Já se tornaram habituais as despedidas de solteiro (a) em que os noivos se submetem a extravagancias como ritual de saída da vida solteira para a entrada na vida conjugal. Giddens (1993, p. 37) diz que "A sexualidade passou a fazer parte de uma progressiva diferenciação entre o sexo e as exigências da reprodução", isto é, a sociedade moderna com as tecnologias de concepção artificial condenou o sexo a sua total autonomia. A independência da atividade sexual da sua condição primeira de reprodução perde sentido quando a reprodução pode ser independente e artificial, a atividade sexual passa a condição de busca de prazer onde o maior número de experiências é exaltada como condição moderna. Ser moderno é entrar na vida sexual mais cedo, é viver o maior numero de parceiros possíveis antes do casamento, o próprio casamento pode ser dispensado quando se trata de sua condição procriativa diante dos diversos meios de concepção independente.
A sociedade passou a categorizar e a ser categorizada com atributos estereotipados que sujeitam e submetem. Um exemplo é a tirania da moda que dita o que é belo e o que é ridículo. Essa ênfase na beleza padronizada foi banalizada e adotada como modelo a ser seguido a qualquer preço, muitas vezes paga-se com a vida o que a banalização de estereótipos fabricou com o preconceito a beleza. A sociedade aceita esses estereótipos de modo à territorializar espaços em que cada grupo pode ser encontrado, e onde grupos considerados diferentes não convivem juntos.
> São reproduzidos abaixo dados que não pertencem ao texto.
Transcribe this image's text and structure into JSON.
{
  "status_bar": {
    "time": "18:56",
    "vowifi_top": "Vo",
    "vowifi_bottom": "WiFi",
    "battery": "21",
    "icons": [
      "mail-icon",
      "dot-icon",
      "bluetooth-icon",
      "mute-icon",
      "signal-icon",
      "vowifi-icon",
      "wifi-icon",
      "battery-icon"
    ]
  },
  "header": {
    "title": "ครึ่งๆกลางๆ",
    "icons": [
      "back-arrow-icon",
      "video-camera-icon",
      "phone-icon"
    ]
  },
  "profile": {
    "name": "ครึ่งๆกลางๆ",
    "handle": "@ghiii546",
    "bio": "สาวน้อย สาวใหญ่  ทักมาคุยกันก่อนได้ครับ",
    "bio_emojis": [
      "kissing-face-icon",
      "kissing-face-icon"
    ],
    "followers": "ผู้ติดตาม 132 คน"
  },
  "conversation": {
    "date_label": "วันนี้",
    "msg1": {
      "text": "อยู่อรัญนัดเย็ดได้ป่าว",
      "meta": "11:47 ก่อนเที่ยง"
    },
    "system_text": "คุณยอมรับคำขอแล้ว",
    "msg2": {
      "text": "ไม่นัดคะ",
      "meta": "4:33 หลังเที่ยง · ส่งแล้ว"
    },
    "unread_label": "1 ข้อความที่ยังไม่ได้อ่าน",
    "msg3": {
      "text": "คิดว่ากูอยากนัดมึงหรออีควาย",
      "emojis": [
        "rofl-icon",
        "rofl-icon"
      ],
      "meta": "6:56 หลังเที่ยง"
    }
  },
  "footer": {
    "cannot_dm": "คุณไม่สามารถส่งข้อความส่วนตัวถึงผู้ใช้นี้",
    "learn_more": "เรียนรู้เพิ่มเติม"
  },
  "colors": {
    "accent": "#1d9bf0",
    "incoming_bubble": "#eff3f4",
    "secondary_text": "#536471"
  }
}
Goffman na obra "estigma" diz que a sociedade se categoriza por meio de atributos que são considerados comuns e naturais a todos seus membros, e com isso estabelecem ambientes a cada grupo categorizado.
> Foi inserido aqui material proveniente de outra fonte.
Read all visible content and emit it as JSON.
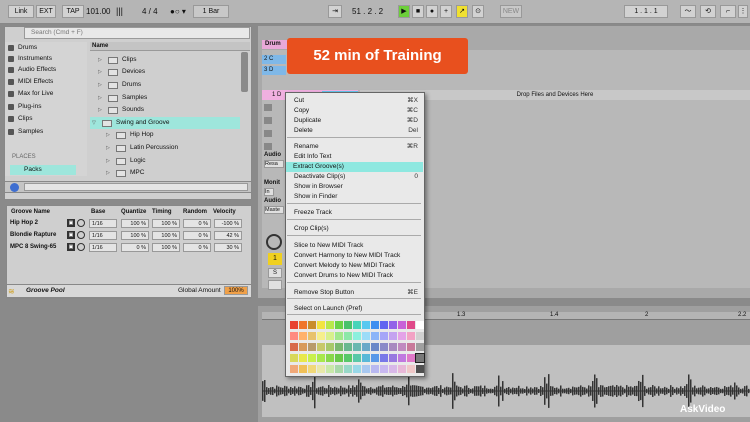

"A sociedade estabelece os meios de categorizar as pessoas e o total de atributos considerados como comuns e naturais para os membros de cada uma dessas categorias. Os ambientes sociais estabelecem as categorias de pessoas que têm probabilidade de serem neles encontrados." GOFFMAN (1982, Pp. 11 ? 12)

A sociedade que segrega, exclui, caracteriza e atribui valores é a mesma que sofre com o que ela banaliza. Nada é feito se não com atos e palavras, meios pelos quais nos inserimos ou nos segregamos na sociedade.
A banalização pode ser relativizada e tudo o que foi expostos até aqui poderá ser considerado contrario a o que se pretendeu. Para muitos a banalização da miséria e da fome é uma clara atenção humana sobre o problema que exalta debates e clama por solução, e se não banalizada não chamaria atenção e exigiria mudanças. De igual modo, a sexualidade em que o casamento é percebido como tradicional e desgastante existencialmente, sendo que a família não necessita da união entre dois para poder existir com os avanços da medicina e das ciências biológicas que propõem os métodos de gravidez artificial; ou que a relação sexual nunca foi uma atividade exclusivamente procriativa, na maioria das vezes foi a busca do prazer pelo prazer. As relações humanas já nasceram banalizadas e é com a banalização que tudo o que é considerado normal e natural chegou a sua normalidade e naturalidade. Mas, não é relativizando que se mantem a ética, os conceitos e princípios morais, a unidade familiar, enfim a existência. Não é precarizando as importâncias que se constroem outras, isso é no mínimo irresponsável e desastroso.


Referencia Bibliográficas
BAUMAN, Zygmunt. Medo líquido. Trad. Carlos Alberto Medeiros. Rio de Janeiro: Jorge Zahar, 2008.
GIDDENS, Anthony. A transformação da intimidade, amor e erotismo nas sociedades modernas. Trad. Magda Lopes. São Paulo: Editora da Universidade Estadual Paulista, 1993.
GOFFMAN, E. Estigma: notas sobre a manipulação da identidade deteriorada. 4.ª ed. Rio de Janeiro, Zahar, 1982.
FOUCAULT, Michel. As palavras e as coisas. Trad. Salma Tamus Muchail. 8ª ed. São Paulo: Martins Fontes, 1999 (Coleção Tópicos).
NIETZSCHE, Friedrich W. Genealogia da moral: uma polêmica. São Paulo. 2008. Cia. das Letras.